The infantile form is difficult to differentiate from physiological bowing common in this age group, especially before the age of 2years. It is bilateral and symmetrical in approximately 60% of affected children. In Blount diseases, varus deformity increases progressively while physiological bowing tends to resolve with growth.
ADOLESCENT BLOUNT DISEASE is divided into 2 types:
- One occurring between the ages of 8 and 13years, caused by partial closure of the growth plate after trauma or infection
- Late-onset: which occurs in obese children, between the ages of 8 and13years, without a distinct cause.
Osteotomy is indicated for significant deformity in an older child when spontaneous correction can no longer be expected. Valgus osteotomies of both the proximal tibia and fibular with mild overcorrection is advised.
CORRECTION OF BOW-LEGS AND K-LEGS IN ADULTS
Osteoarthritis is a major cause of bow-leg and K-leg in adults. Arthritis is a reaction of a joint to a condition which produces incongruity in its surfaces (mechanical derangement, pyogenic infection, congenital anomaly, physeal separation, ligamentous instability and fracture into a joint).
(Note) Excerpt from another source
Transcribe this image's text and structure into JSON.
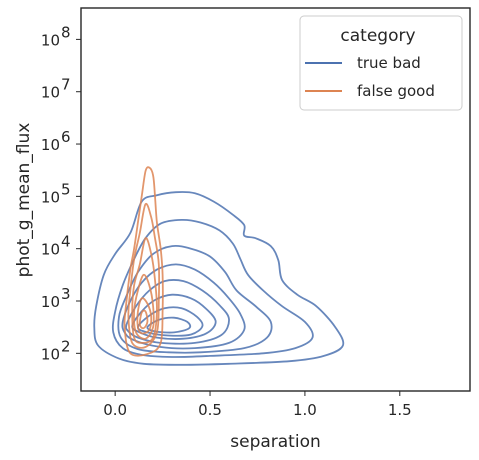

Osteoarthritis of the knee may cause symptoms ranging from mild to disabling. Because of the progressive nature of the disease, patients with osteoarthritis of the knee eventually require operative treatment, ranging from arthroscopic lavage and debridement to total knee arthroplasty. The choice of procedure depends on the patient’s age and activity expectations, the severity of the disease and the number of knee compartment involved. In osteoarthritis of the knee, VARUS and VALGUS deformities are fairly common and cause an abnormal distribution of stresses of weight-bearing within the joint.
We perform proximal tibial osteotomy in patients with varusuni-compartmental osteoarthritis of the knee, which biomechanical rationale is ‘’unlocking’’ of the involved joint compartment by correcting the mal-alignment and redistributing the stresses on the knee joint.”
The use of Ilizarov circular external fixation after tibial osteotomy allows correction to be accurately adjusted postoperatively, its ability to translate the distal fragment to restore mechanical adjustment, improved stability of fixation, and immediate weight-bearing and knee motion in the circular frame.
Distal femoral osteotomy is done in valgus knee deformities.